Kepala Polsek Cilincing, AKP Bobi Subasri, mengatakan korban mengalami beberapa luka akibat tembakan airsoft gun.
“Korban mengalami luka tembak di kaki sebelah kanan, punggung belakang sebelah kanan, dan lutut sebelah kiri,” kata Bobi di Jakarta, Selasa.
Dari hasil pemeriksaan awal, polisi menduga insiden tersebut berkaitan dengan persoalan utang piutang yang melibatkan korban dengan salah satu anggota kelompok pelaku.
Menurut keterangan korban kepada polisi, utang tersebut terkait pembelian narkotika jenis ganja dengan nilai sekitar Rp800 ribu.
“Kasus ini masih kami dalami dengan meminta keterangan dari sejumlah saksi,” ujar Bobi.
Berdasarkan penuturan korban, pelaku berinisial F bersama beberapa rekannya datang menggunakan sepeda motor dan menghampiri korban yang saat itu sedang membeli makanan.
Salah satu pelaku kemudian menarik korban sebelum akhirnya terjadi pengeroyokan di tempat kejadian. Saat korban mencoba melawan, pelaku mengeluarkan airsoft gun dan menembakkan senjata tersebut beberapa kali.

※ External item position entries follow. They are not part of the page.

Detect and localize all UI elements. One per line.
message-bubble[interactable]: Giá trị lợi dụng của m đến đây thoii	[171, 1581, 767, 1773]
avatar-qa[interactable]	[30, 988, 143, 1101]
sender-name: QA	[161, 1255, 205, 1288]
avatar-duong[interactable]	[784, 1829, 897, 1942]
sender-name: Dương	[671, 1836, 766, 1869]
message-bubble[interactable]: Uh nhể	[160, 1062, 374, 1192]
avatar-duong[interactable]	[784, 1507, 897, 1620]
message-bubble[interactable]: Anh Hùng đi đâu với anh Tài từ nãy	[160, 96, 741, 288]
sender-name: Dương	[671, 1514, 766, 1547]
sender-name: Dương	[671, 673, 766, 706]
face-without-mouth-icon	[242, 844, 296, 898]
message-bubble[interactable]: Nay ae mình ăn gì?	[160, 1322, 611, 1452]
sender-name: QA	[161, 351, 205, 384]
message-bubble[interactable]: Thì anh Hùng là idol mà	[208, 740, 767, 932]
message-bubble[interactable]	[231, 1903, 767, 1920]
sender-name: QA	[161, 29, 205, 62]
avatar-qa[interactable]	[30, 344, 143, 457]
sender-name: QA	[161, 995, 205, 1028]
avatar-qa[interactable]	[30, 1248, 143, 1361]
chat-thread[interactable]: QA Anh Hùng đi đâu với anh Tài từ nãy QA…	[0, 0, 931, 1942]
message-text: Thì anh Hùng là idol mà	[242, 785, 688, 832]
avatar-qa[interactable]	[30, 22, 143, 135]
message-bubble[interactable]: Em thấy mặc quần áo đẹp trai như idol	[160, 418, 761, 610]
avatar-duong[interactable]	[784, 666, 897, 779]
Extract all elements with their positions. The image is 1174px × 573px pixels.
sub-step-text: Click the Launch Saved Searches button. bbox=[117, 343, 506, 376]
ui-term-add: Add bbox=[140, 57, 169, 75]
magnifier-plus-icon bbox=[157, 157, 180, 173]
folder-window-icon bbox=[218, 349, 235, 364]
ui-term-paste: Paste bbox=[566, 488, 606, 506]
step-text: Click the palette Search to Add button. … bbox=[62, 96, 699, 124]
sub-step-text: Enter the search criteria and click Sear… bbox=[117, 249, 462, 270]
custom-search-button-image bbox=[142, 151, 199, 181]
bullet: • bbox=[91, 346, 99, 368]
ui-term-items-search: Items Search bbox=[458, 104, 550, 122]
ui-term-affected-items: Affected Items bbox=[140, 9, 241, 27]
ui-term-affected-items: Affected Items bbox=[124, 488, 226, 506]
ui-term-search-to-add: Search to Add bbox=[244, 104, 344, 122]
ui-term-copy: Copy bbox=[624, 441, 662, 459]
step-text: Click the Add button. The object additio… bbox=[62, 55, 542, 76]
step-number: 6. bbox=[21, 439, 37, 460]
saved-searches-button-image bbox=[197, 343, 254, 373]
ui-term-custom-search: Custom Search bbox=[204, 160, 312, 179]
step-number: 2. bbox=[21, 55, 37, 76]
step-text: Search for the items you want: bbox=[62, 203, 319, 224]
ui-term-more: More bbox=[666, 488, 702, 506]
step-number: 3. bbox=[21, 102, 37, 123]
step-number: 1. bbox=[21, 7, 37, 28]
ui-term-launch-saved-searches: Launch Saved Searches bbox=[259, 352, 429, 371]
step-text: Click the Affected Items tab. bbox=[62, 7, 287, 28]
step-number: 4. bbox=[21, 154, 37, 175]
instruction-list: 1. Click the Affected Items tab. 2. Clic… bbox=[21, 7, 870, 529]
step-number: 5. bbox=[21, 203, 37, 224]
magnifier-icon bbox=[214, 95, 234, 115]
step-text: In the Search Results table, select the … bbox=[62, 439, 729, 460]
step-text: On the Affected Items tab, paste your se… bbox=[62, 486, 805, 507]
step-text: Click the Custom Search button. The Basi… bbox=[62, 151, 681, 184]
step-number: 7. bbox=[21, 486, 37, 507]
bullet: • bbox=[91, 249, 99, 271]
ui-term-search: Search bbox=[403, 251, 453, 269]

Insiden tersebut sempat dilaporkan warga melalui layanan darurat 110 kepada polisi. Saat peluru airsoft gun milik pelaku habis, warga sekitar langsung menangkap pelaku.
Pelaku diketahui menggunakan airsoft gun jenis Glock 19 dengan lima butir peluru gotri.
Warga yang emosi bahkan sempat menghakimi pelaku secara massal sebelum akhirnya seseorang yang mengaku sebagai anggota keluarga membawa pelaku ke RSUD Koja untuk mendapatkan perawatan.
Namun saat petugas dari Unit Reskrim Polsek Cilincing mendatangi rumah sakit tersebut untuk melakukan pemeriksaan, pelaku sudah tidak berada di lokasi.
Saat ini pihak kepolisian masih melakukan penyelidikan lebih lanjut untuk mengungkap seluruh pihak yang terlibat dalam kejadian tersebut.
Polisi juga masih memburu pelaku utama berinisial F serta beberapa rekannya yang diduga ikut melakukan pengeroyokan dan penembakan terhadap korban.